Administrators BRI Ferrier said Bounty was in a strong position in December, reaching production targets in its contracts with Anglo Coal’s Aquila colliery and Bundoora mine in Queensland and in contract negotiations with for Peabody's Chain Valley operation near Newcastle.
But Anglo ended both the Aquila and Bundoora contracts in the following months as lower metallurgical coal prices led to production cuts.
Making matters worse, production at Chain Valley did not start until April-May, with Bounty cutting its workforce from 165 to 40.
The equipment Bounty was operating in Queensland did not meet compliance requirements in New South Wales, also causing delays to the Chain Valley contract.
BRI said the costs associated with relocating and mobilising the equipment to Chain Valley led to severe cash flow difficulties.
On July 31, a major equipment breakdown triggered the loss of one week’s production at the mine, disrupting a planned ramp-up and profitability from the contract.
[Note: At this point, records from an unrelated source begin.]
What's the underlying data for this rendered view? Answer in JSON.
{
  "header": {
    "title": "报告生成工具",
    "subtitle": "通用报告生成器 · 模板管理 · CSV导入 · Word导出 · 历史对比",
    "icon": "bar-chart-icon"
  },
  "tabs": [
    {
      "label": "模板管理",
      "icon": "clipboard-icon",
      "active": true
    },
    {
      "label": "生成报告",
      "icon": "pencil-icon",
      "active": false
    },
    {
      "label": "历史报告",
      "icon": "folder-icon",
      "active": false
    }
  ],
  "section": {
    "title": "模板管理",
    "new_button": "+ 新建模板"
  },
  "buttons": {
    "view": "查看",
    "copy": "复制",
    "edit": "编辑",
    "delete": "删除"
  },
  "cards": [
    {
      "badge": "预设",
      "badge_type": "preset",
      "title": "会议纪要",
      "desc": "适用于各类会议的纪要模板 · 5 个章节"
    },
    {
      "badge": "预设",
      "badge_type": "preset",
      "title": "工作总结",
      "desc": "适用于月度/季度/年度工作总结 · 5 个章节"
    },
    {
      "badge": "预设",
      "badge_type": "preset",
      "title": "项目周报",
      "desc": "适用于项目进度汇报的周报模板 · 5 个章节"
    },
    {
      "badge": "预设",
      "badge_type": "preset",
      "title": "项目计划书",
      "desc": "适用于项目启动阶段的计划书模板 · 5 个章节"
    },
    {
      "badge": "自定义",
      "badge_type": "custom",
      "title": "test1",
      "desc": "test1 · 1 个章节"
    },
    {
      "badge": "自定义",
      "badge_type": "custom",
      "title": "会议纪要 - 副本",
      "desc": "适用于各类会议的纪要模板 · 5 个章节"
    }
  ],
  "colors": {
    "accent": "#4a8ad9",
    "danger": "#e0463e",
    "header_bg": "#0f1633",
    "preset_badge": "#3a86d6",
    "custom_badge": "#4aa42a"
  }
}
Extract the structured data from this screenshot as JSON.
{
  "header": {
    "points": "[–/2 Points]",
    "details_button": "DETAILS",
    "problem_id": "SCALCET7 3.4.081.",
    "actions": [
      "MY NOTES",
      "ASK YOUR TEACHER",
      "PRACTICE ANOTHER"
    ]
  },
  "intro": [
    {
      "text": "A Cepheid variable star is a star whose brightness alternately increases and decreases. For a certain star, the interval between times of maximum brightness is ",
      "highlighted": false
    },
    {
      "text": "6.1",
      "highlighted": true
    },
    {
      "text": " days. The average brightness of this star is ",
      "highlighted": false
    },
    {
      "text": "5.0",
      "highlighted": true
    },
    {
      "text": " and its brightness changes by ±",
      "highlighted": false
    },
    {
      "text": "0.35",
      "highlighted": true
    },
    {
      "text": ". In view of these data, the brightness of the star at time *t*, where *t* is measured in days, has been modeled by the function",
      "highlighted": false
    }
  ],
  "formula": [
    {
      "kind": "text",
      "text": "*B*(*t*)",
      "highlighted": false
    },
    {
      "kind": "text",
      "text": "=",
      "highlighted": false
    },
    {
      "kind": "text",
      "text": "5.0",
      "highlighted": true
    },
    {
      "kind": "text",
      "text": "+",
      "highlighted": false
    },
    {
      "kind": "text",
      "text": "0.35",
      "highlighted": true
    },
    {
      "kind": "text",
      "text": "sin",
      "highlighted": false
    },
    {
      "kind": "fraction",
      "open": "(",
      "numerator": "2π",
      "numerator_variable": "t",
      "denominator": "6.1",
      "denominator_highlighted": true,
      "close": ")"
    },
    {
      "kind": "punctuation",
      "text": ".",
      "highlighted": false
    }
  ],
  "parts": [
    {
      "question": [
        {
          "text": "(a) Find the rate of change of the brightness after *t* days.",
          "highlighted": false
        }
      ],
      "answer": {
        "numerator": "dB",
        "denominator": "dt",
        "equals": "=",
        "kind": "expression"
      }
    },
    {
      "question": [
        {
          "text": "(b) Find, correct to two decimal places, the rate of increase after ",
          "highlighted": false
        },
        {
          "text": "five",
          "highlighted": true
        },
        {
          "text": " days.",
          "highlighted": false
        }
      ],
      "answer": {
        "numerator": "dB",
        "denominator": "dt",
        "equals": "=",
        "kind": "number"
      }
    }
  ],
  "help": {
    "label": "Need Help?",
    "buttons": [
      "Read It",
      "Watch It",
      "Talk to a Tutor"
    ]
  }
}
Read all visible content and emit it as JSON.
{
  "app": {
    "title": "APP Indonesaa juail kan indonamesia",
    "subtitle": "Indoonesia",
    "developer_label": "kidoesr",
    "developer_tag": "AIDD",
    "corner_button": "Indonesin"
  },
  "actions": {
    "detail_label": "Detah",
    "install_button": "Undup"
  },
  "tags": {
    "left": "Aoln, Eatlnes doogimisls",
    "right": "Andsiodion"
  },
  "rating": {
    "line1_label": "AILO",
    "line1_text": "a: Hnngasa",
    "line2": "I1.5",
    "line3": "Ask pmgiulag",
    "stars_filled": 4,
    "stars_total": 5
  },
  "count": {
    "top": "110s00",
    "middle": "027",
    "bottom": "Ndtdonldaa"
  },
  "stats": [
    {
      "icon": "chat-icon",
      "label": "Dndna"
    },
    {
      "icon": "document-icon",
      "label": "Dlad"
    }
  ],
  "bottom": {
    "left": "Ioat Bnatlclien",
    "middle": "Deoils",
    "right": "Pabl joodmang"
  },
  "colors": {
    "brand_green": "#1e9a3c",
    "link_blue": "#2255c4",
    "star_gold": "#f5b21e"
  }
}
Subsequently, Bounty arranged a $100,000 loan and planned for a further $400,000 equity injection, but this money “was never made available”
BRI was appointed on August 10. It cited the falling world price of coal and the compounding effects of the global financial crisis as factors leading to Bounty’s insufficient cash position.
The flow-on cost linked to the loss of the Anglo contracts, especially the redundancy payments, were another blow.
Lastly, BRI said Bounty had experienced recurring breakdowns of plant and equipment and associated disruptions in production.
For the year ended June 30, Bounty had an unaudited loss of $2.37 million, up from $2.05 million loss the year previous but down from $3.36 million loss at the end of June 2007.